Ayat ini pun menghibur Nabi , bahwa kejadian itu bukan hanya dialami oleh beliau. Akan tetapi juga dialami oleh semua nabi. Diberitakan bahwa semua nabi memiliki musuh dari kalangan para pelaku kejahatan. Oleh karena itu, beliau diminta bersabar atas semua permusuhan kaum beliau, sebagaimana para nabi sebelumnya yang juga bersabar dalam menghadapi musuh-musuh mereka. Dikatakan Syihabuddin al-Alusi, ayat ini merupakan tasliyah (memberikan hiburan) bagi Rasulullah dan mengajak beliau untuk meneladani nabi-nabi sebelumnya. Bahwa setiap mereka memiliki aduww (musuh).

Frasa: Wa kadzaalika (dan seperti itulah) dalam ayat ini memberikan pengertian: Sebagaimana Kami adakan musuh-musuh bagimu dari kalangan kaum Musyrik Arab -padahal mereka adalah kaummu.

Dilanjutkan dengan frasa sesudahnya: ja'alnaa likulli nabiyy[in] 'aduww[an] (telah Kami adakan bagi tiap-tiap nabi, musuh). Diterangkan oleh al-Jazairi dalam Aysar al-Tafaasiir, "Sebagaimana Kami jadikan bagimu para musuh-musuh dari kalangan penjahat kaummu, Kami jadikan pula setiap nabi sebelummu musuh para penjahat dari kaum mereka. Karena itu, bersabarlah dan menanggung beban hingga kamu dapat menyampaikan risalah dan menunaikan amanahmu." Penjelasan yang kurang lebih sama juga dikemukakan oleh para mufassir lainnya.

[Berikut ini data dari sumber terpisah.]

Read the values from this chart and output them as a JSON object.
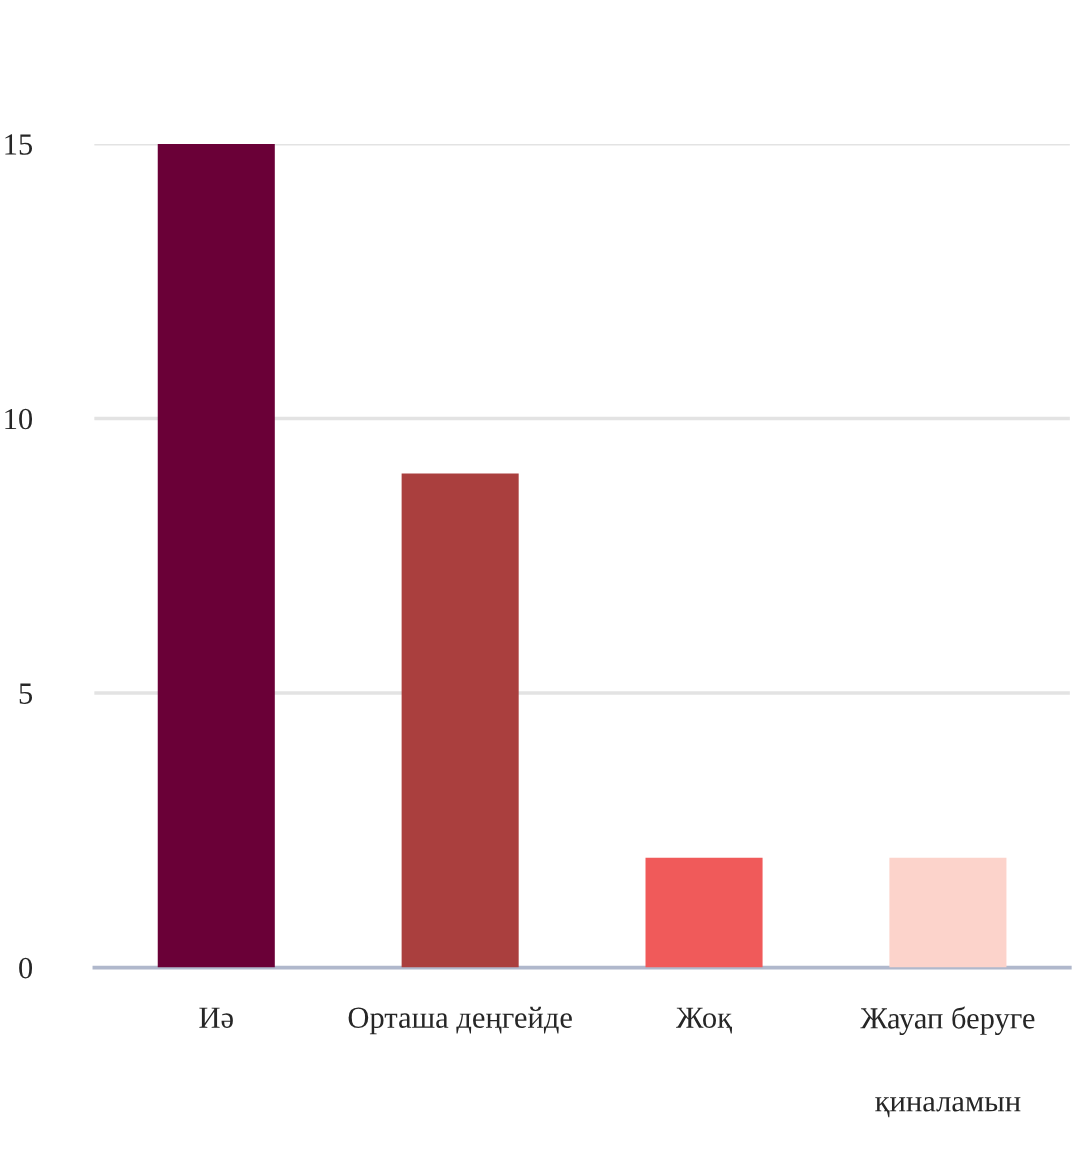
{
  "chart_data": {
    "type": "bar",
    "categories": [
      "Иә",
      "Орташа деңгейде",
      "Жоқ",
      "Жауап беруге\nқиналамын"
    ],
    "values": [
      15,
      9,
      2,
      2
    ],
    "colors": [
      "#6a0037",
      "#aa3f3e",
      "#f05a5a",
      "#fcd3cb"
    ],
    "ylim": [
      0,
      15
    ],
    "yticks": [
      0,
      5,
      10,
      15
    ],
    "grid": "y"
  }
}
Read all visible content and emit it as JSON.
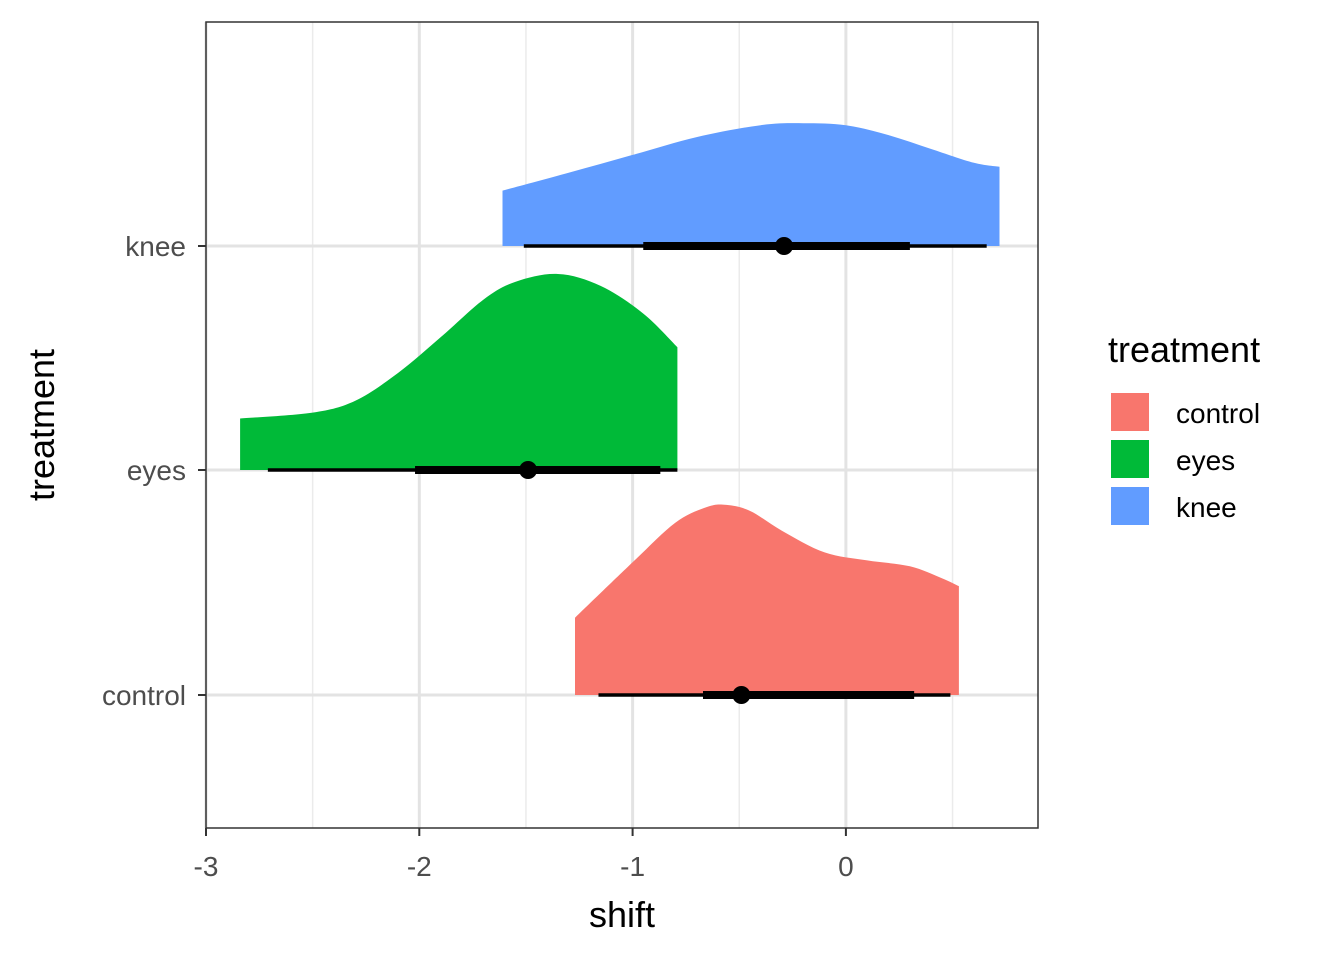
{
  "chart_data": {
    "type": "halfeye",
    "xlabel": "shift",
    "ylabel": "treatment",
    "xlim": [
      -3.0,
      0.9
    ],
    "x_ticks": [
      -3,
      -2,
      -1,
      0
    ],
    "x_tick_labels": [
      "-3",
      "-2",
      "-1",
      "0"
    ],
    "x_minor_ticks": [
      -2.5,
      -1.5,
      -0.5,
      0.5
    ],
    "categories": [
      "control",
      "eyes",
      "knee"
    ],
    "grid": true,
    "legend": {
      "title": "treatment",
      "position": "right",
      "entries": [
        "control",
        "eyes",
        "knee"
      ]
    },
    "series": [
      {
        "name": "control",
        "color": "#F8766D",
        "point": -0.49,
        "interval_inner": [
          -0.67,
          0.32
        ],
        "interval_outer": [
          -1.16,
          0.49
        ],
        "density_x": [
          -1.27,
          -1.0,
          -0.8,
          -0.65,
          -0.56,
          -0.45,
          -0.3,
          -0.1,
          0.1,
          0.3,
          0.45,
          0.53
        ],
        "density_y": [
          0.39,
          0.67,
          0.87,
          0.95,
          0.96,
          0.93,
          0.83,
          0.72,
          0.68,
          0.65,
          0.59,
          0.55
        ]
      },
      {
        "name": "eyes",
        "color": "#00BA38",
        "point": -1.49,
        "interval_inner": [
          -2.02,
          -0.87
        ],
        "interval_outer": [
          -2.71,
          -0.79
        ],
        "density_x": [
          -2.84,
          -2.5,
          -2.3,
          -2.1,
          -1.9,
          -1.7,
          -1.55,
          -1.35,
          -1.15,
          -0.95,
          -0.79
        ],
        "density_y": [
          0.26,
          0.29,
          0.35,
          0.49,
          0.67,
          0.86,
          0.95,
          0.99,
          0.93,
          0.79,
          0.62
        ]
      },
      {
        "name": "knee",
        "color": "#619CFF",
        "point": -0.29,
        "interval_inner": [
          -0.95,
          0.3
        ],
        "interval_outer": [
          -1.51,
          0.66
        ],
        "density_x": [
          -1.61,
          -1.3,
          -1.0,
          -0.7,
          -0.4,
          -0.2,
          0.0,
          0.2,
          0.4,
          0.6,
          0.72
        ],
        "density_y": [
          0.28,
          0.37,
          0.46,
          0.55,
          0.61,
          0.62,
          0.61,
          0.56,
          0.49,
          0.42,
          0.4
        ]
      }
    ]
  }
}
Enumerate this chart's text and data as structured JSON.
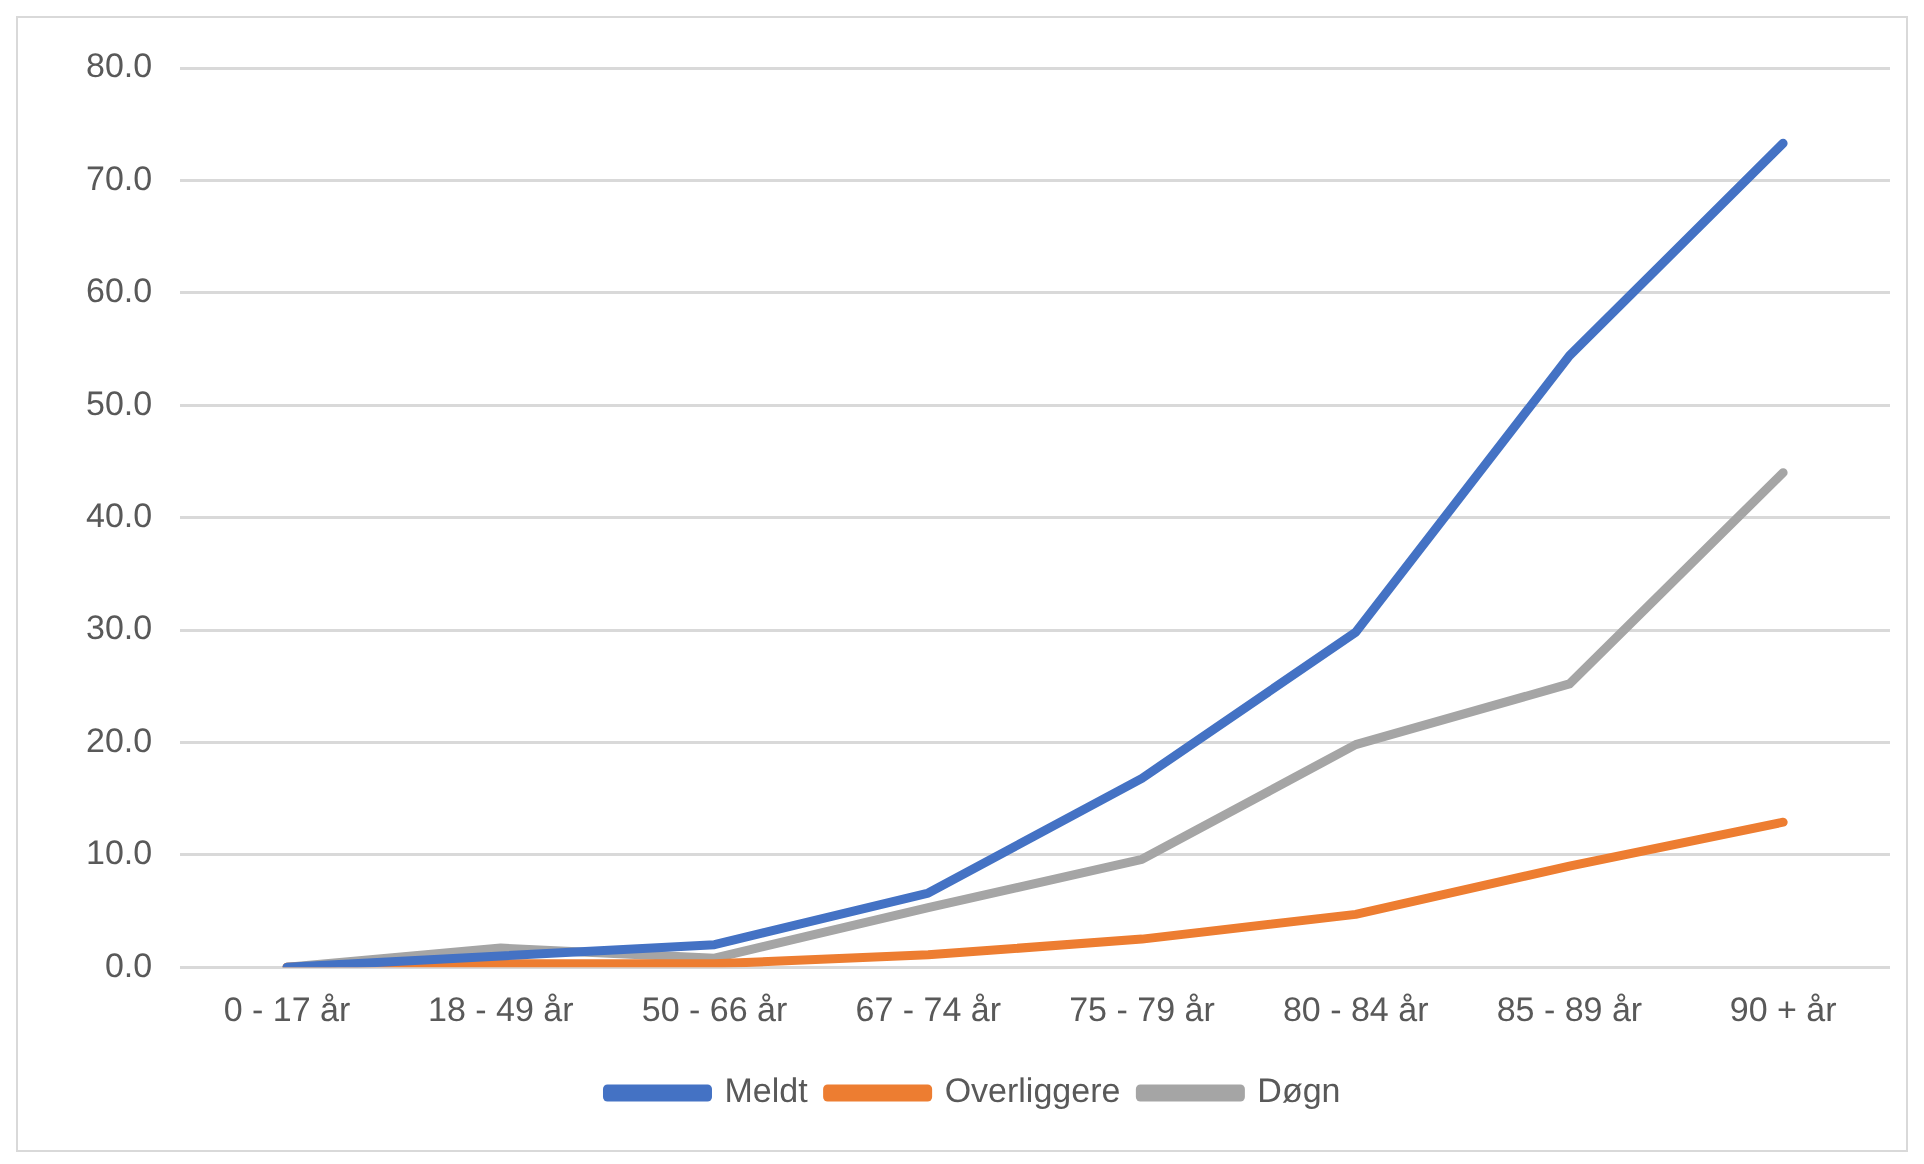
{
  "chart_data": {
    "type": "line",
    "categories": [
      "0 - 17 år",
      "18 - 49 år",
      "50 - 66 år",
      "67 - 74 år",
      "75 - 79 år",
      "80 - 84 år",
      "85 - 89 år",
      "90 + år"
    ],
    "series": [
      {
        "name": "Meldt",
        "color": "#4472c4",
        "values": [
          0,
          1.0,
          2.0,
          6.6,
          16.8,
          29.8,
          54.4,
          73.3
        ]
      },
      {
        "name": "Overliggere",
        "color": "#ed7d31",
        "values": [
          0,
          0.3,
          0.3,
          1.1,
          2.5,
          4.7,
          9.0,
          12.9
        ]
      },
      {
        "name": "Døgn",
        "color": "#a5a5a5",
        "values": [
          0,
          1.7,
          0.8,
          5.3,
          9.6,
          19.8,
          25.2,
          44.0
        ]
      }
    ],
    "ylim": [
      0,
      80
    ],
    "yticks": [
      {
        "value": 0,
        "label": "0.0"
      },
      {
        "value": 10,
        "label": "10.0"
      },
      {
        "value": 20,
        "label": "20.0"
      },
      {
        "value": 30,
        "label": "30.0"
      },
      {
        "value": 40,
        "label": "40.0"
      },
      {
        "value": 50,
        "label": "50.0"
      },
      {
        "value": 60,
        "label": "60.0"
      },
      {
        "value": 70,
        "label": "70.0"
      },
      {
        "value": 80,
        "label": "80.0"
      }
    ],
    "grid": "y",
    "legend": "bottom",
    "marker": "none",
    "line_style": "solid"
  }
}
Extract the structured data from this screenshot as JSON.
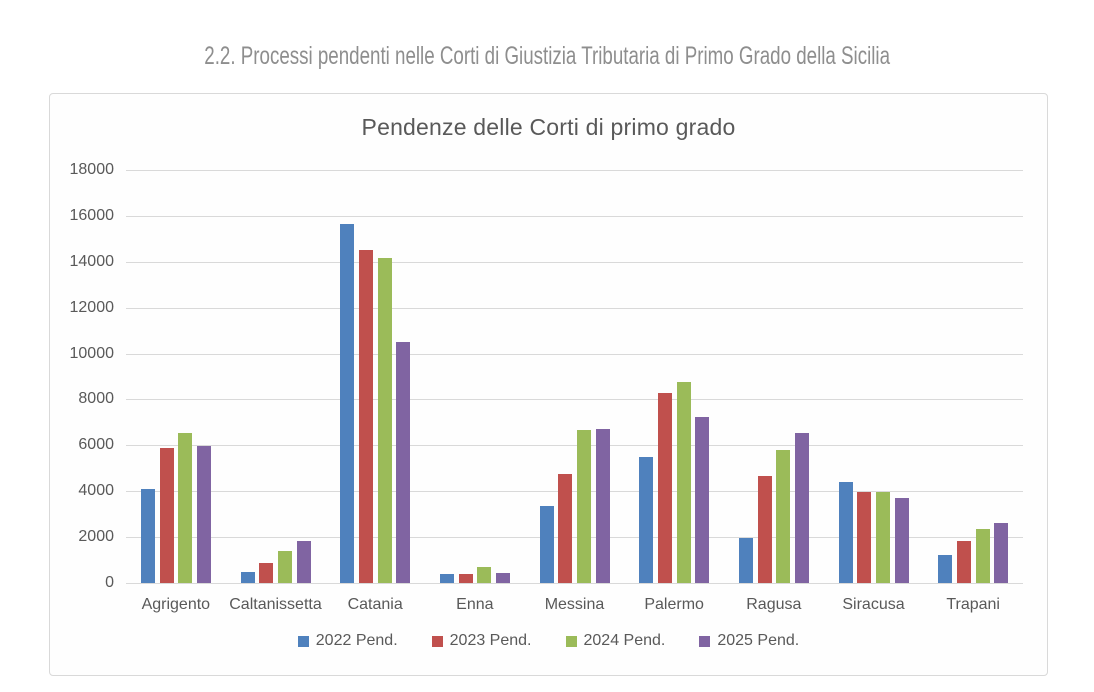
{
  "page": {
    "heading": "2.2. Processi pendenti nelle Corti di Giustizia Tributaria di Primo Grado della Sicilia"
  },
  "palette": {
    "heading_text": "#8e8e8e",
    "chart_text": "#595959",
    "gridline": "#d9d9d9",
    "panel_border": "#d9d9d9",
    "background": "#ffffff"
  },
  "chart_data": {
    "type": "bar",
    "title": "Pendenze delle Corti di primo grado",
    "categories": [
      "Agrigento",
      "Caltanissetta",
      "Catania",
      "Enna",
      "Messina",
      "Palermo",
      "Ragusa",
      "Siracusa",
      "Trapani"
    ],
    "series": [
      {
        "name": "2022 Pend.",
        "color": "#4F81BD",
        "values": [
          4100,
          500,
          15650,
          400,
          3350,
          5500,
          1950,
          4400,
          1200
        ]
      },
      {
        "name": "2023 Pend.",
        "color": "#C0504D",
        "values": [
          5900,
          850,
          14500,
          380,
          4750,
          8300,
          4650,
          3950,
          1850
        ]
      },
      {
        "name": "2024 Pend.",
        "color": "#9BBB59",
        "values": [
          6550,
          1400,
          14150,
          700,
          6650,
          8750,
          5800,
          3950,
          2350
        ]
      },
      {
        "name": "2025 Pend.",
        "color": "#8064A2",
        "values": [
          5950,
          1850,
          10500,
          450,
          6700,
          7250,
          6550,
          3700,
          2600
        ]
      }
    ],
    "xlabel": "",
    "ylabel": "",
    "ylim": [
      0,
      18000
    ],
    "yticks": [
      0,
      2000,
      4000,
      6000,
      8000,
      10000,
      12000,
      14000,
      16000,
      18000
    ],
    "grid": "horizontal",
    "legend_position": "bottom"
  }
}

Kata al-'aduww di sini bisa digunakan makna tunggal atau jamak. Ini seperti firman Allah SWT: Fa innahum 'aduww[un] lii (karena sesungguhnya apa yang kamu sembah itu adalah musuhku, TQS. al-Syuara [26]: 77).

Ditegaskan dalam ayat ini bahwa musuh para nabi itu adalah min al-mujrimiin (orang-orang yang berdosa). Kata mujrim merupakan bentuk ism al-faa'il dari kata ijraam. Menurut Ahmad Mukhtar dalam Mu'jam al-Lughah al-'Arabiyyah al-Mu‘aashirah kalimat ajrama al-rajul berarti irtakaba dzanb[an] aw janaa jinaayah (melakukan suatu dosa atau mengerjakan suatu kejahatan).

Dalam Al-Qur’an, banyak sekali celaan terhadap al-mujrimuun dan ancaman terhadap mereka. Allah SWT berfirman: “Maka siapakah yang lebih zhalim daripada orang yang mengada-adakan kedustaan terhadap Allah atau mendustakan ayat-ayat-Nya? Sesungguhnya, tiadalah beruntung al-mujrimuun (orang-orang yang berbuat dosa)” (TQS. Yunus [10]: 17). Juga firman-Nya: “Dan kamu akan melihat al-mujrimiin (orang-orang yang berdosa) pada hari itu diikat bersama-sama dengan belenggu” (TQS. Ibrahim [14]: 49).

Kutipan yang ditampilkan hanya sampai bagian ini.